Lors de son entretien, du 20 mai dernier, Elyès Fakhfakh avait commencé par annoncer les grandes lignes du plan de relance économique et sociale. Son équipe travaille, d’arrache-pied, pour fignoler les détails, dans le but d’aider l’économie nationale à surmonter le plus rapidement possible les impacts de la crise sanitaire, surtout que la situation économique est déjà très complexe en temps normal.

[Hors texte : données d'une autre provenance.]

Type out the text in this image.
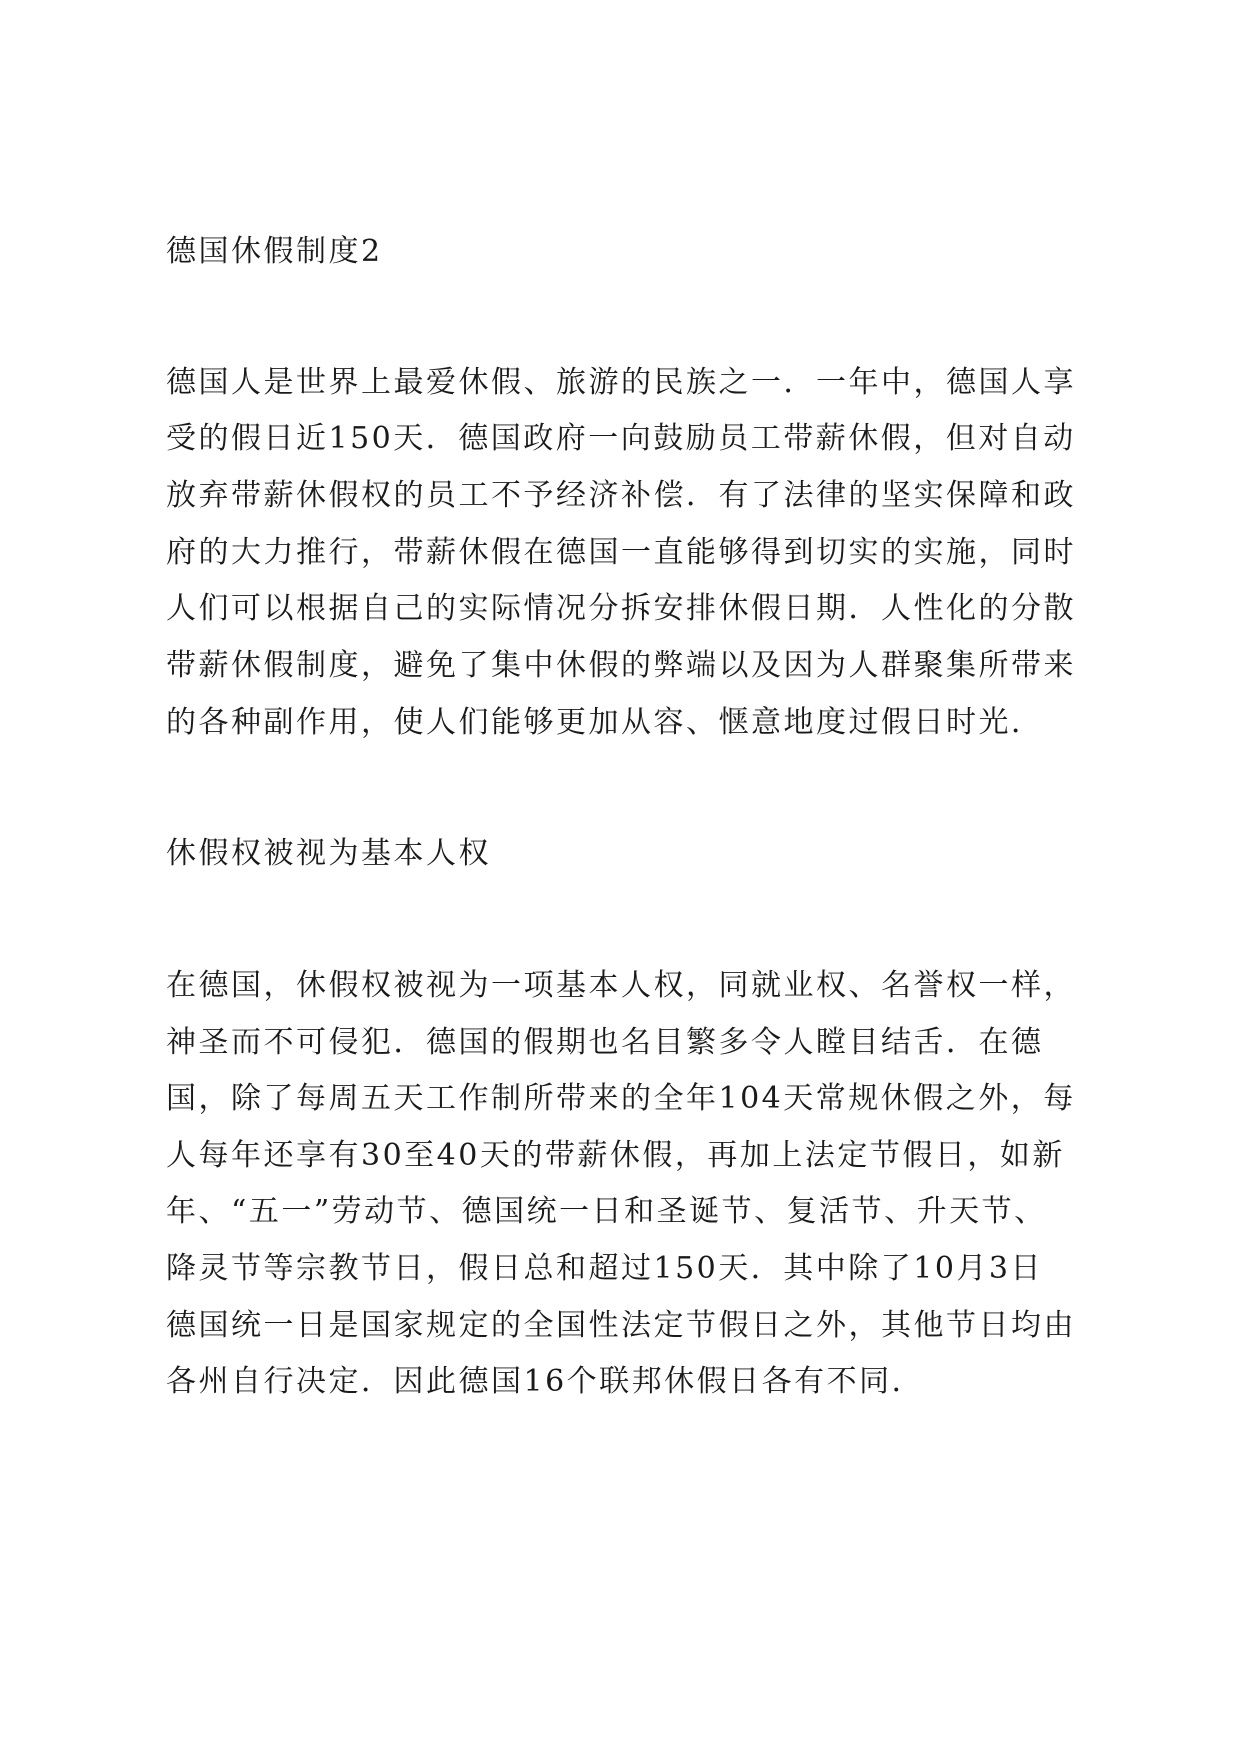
德国休假制度2
德国人是世界上最爱休假、旅游的民族之一．一年中，德国人享
受的假日近150天．德国政府一向鼓励员工带薪休假，但对自动
放弃带薪休假权的员工不予经济补偿．有了法律的坚实保障和政
府的大力推行，带薪休假在德国一直能够得到切实的实施，同时
人们可以根据自己的实际情况分拆安排休假日期．人性化的分散
带薪休假制度，避免了集中休假的弊端以及因为人群聚集所带来
的各种副作用，使人们能够更加从容、惬意地度过假日时光．
休假权被视为基本人权
在德国，休假权被视为一项基本人权，同就业权、名誉权一样，
神圣而不可侵犯．德国的假期也名目繁多令人瞠目结舌．在德
国，除了每周五天工作制所带来的全年104天常规休假之外，每
人每年还享有30至40天的带薪休假，再加上法定节假日，如新
年、“五一”劳动节、德国统一日和圣诞节、复活节、升天节、
降灵节等宗教节日，假日总和超过150天．其中除了10月3日
德国统一日是国家规定的全国性法定节假日之外，其他节日均由
各州自行决定．因此德国16个联邦休假日各有不同．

Depuis le confinement total du pays, décidé par le gouvernement le 21 mars dernier, l’économie tunisienne et l’état des finances publiques ont été fortement affectés. Ainsi, des mesures économiques et sociales d’accompagnement et de soutien des particuliers, des entreprises, des salariés et de la population fragile ont été décidées conjointement par le gouvernement et par la Banque centrale de Tunisie. Ces mesures coûtent à l’Etat plus de 3 milliards de dinars. En plus des mesures d’urgence, un plan de relance économique et sociale est en train de se préparer. Ce dernier comportera, selon l’annonce faite par le Chef du gouvernement, sept objectifs majeurs. Il s’agit notamment du renforcement de la souveraineté nationale et la sécurité, la préservation du tissu économique et les PME, la relance des secteurs les plus touchés par la pandémie, la réduction de la bureaucratie et la digitalisation de l’administration, la préservation de l’emploi et la lutte contre l’emploi précaire, la résolution des problèmes en suspens ayant empêché la réalisation de grands projets. Aussi, ce plan prévoit l’activation de la reprise du bassin minier et des champs pétroliers et la lutte contre la corruption et la rupture avec l’impunité.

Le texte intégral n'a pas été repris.